另外,结合上述示例中的内容,关于终端101根据视频对应的图像帧参数,获取视频的防抖性能得分的方式,本发明实施例对此不作具体限定。基于图像帧参数中包含的内容,获取防抖性能得分的方式可以分为如下几种方式:
(1)图像帧参数包括图像帧之间的差异度。
由上述示例中的内容可知,在根据视频对应的图像帧参数,获取视频的防抖性能得分时,至于是视频中哪些图像帧之间的差异度,可以根据需求设置。无论是哪些图像帧之间的差异度,其实际均是视频中某两帧图像构成一组,并为该组内两帧图像之间的差异度。因此,图像帧参数实际上可以包括若干个差异度,每一差异度均是由视频中某组两帧图像所确定的。其中,“若干个”可以指的是一个或多个。相应地,在根据视频对应的图像帧参数,获取视频的防抖性能得分时,若图像帧参数中包含一个差异度,则可以直接将该差异度作为视频的防抖性能得分。若图像帧参数中包含多个差异度,则可以对该多个差异度取平均值,将平均值 作为视频的防抖性能得分。
(2)图像帧参数包括图像帧之间的相似度。
与上述第(1)种情形类似,由上述示例中的内容可知,在根据视频对应的图像帧参数,获取视频的防抖性能得分时,至于是视频中哪些图像帧之间的差异度,可以根据需求设置。无论是哪些图像帧之间的相似度,其实际均是视频中某两帧图像构成一组,并为该组内两帧图像之间的相似度。因此,图像帧参数实际上可以包括若干个相似度,每一相似度均是由视频中某组两帧图像所确定的。其中,“若干个”可以指的是一个或多个。相应地,在根据视频对应的图像帧参数,获取视频的防抖性能得分时,若图像帧参数中包含一个相似度,则可以直接将该相似度作为视频的防抖性能得分。若图像帧参数中包含多个相似度,则可以对该多个相似度取平均值,将平均值作为视频的防抖性能得分。
(3)图像帧参数包括图像帧之间的相似度及差异度。
与上述第(1)种及第(2)种情形类似,无论是哪些图像帧之间的相似度或差异度,其实际均是视频中某两帧图像构成一组,并为该组内两帧图像之间的相似度或差异度。因此,图像帧参数实际上可以包括若干个相似度及若干个差异度,每一相似度或差异度均是由视频中某组两帧图像所确定的。其中,“若干个”可以指的是一个或多个。相应地,在根据视频对应的图像帧参数,获取视频的防抖性能得分时,可以先对图像帧参数中若干个差异度取平均值,得到差异度平均值,并对图像帧参数中若干个相似度取平均值,得到相似度平均值。通过对差异度平均值与相似度平均值进行加权求和,将加权求和结果作为视频的防抖性能得分。其中,如果上述“若干个”实质为一个,则可以不作平均值,直接使用该一个相似度或平均度进行加权求和。
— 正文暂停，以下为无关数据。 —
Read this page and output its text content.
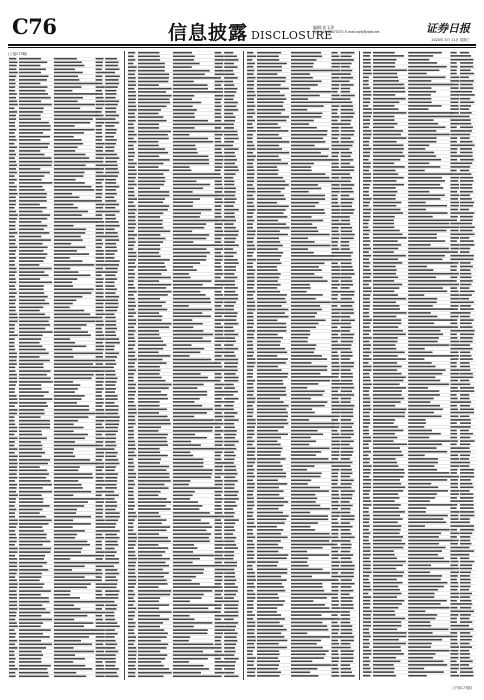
C76	信息披露 DISCLOSURE
编辑:张玉萍
电话:010-63070371 E-mail:zqrb@zqrb.net	证券日报
2020年 3月 11日 星期三
(上接C75版)
(下转C77版)
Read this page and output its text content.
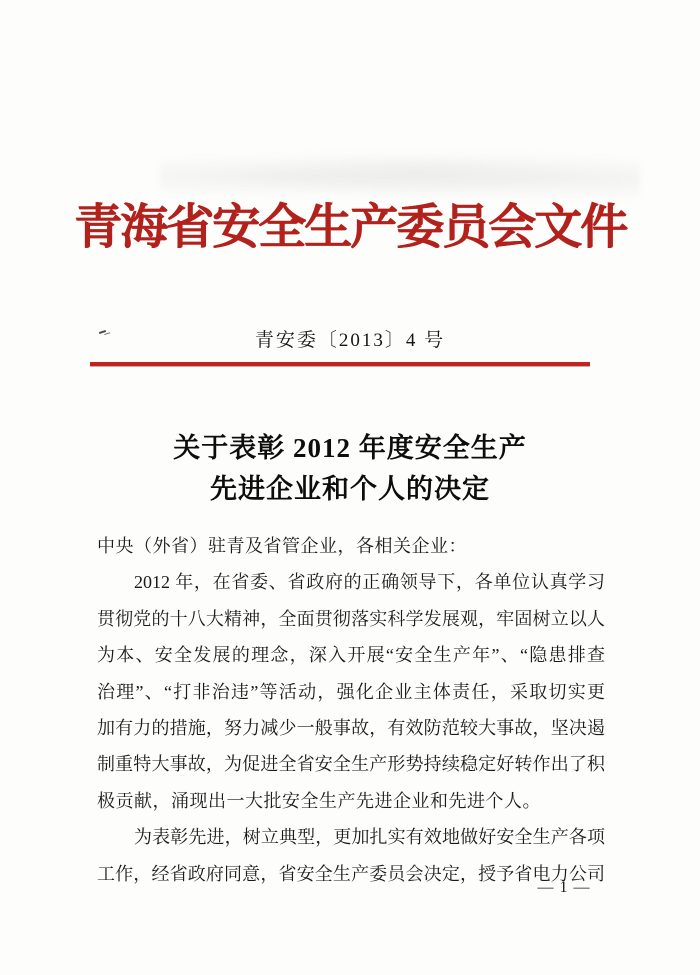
青海省安全生产委员会文件
青安委〔2013〕4 号
关于表彰 2012 年度安全生产
先进企业和个人的决定
中央（外省）驻青及省管企业，各相关企业：
2012 年，在省委、省政府的正确领导下，各单位认真学习
贯彻党的十八大精神，全面贯彻落实科学发展观，牢固树立以人
为本、安全发展的理念，深入开展“安全生产年”、“隐患排查
治理”、“打非治违”等活动，强化企业主体责任，采取切实更
加有力的措施，努力减少一般事故，有效防范较大事故，坚决遏
制重特大事故，为促进全省安全生产形势持续稳定好转作出了积
极贡献，涌现出一大批安全生产先进企业和先进个人。
为表彰先进，树立典型，更加扎实有效地做好安全生产各项
工作，经省政府同意，省安全生产委员会决定，授予省电力公司
— 1 —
例如,结合上述示例内容,以图像帧参数包括视频中起始帧与结束帧之间的差异度为例,可以将该差异度直接作为防抖性能得分。以图像帧参数包括视频中起始帧与中间帧之间的差异度,以及中间帧与结束帧之间的差异度为例,可以将两个差异度取平均值,并将平均值作为防抖性能得分。以图像帧参数包括视频中起始帧与中间帧之间的差异度,以及视频中起始帧与中间帧之间的相似度为例,可先按照差异度与相似度在让视频呈现更好拍摄效果所占据的重要程度上,设置差异度与相似度各自的权重,从而对差异度与相似度进行加权求和,从而将加权求和结果作为防抖性能得分。
本发明实施例提供的方法,通过获取经由防抖处理所形成的视频,根据视频对应的图像 帧参数,获取视频的防抖性能得分。由于防抖性能得分是基于视频对应的图像帧参数所获取的相对客观的评估依据,从而相较于人类视觉系统,防抖性能得分作为评估结果更加精准。另外,由于是根据视频对应的图像帧参数,直接获取防抖性能得分以评估防抖效果,而不需要花费较长时间通过视觉直观感受来评估防抖效果,从而耗费时间较短,评估效率更高。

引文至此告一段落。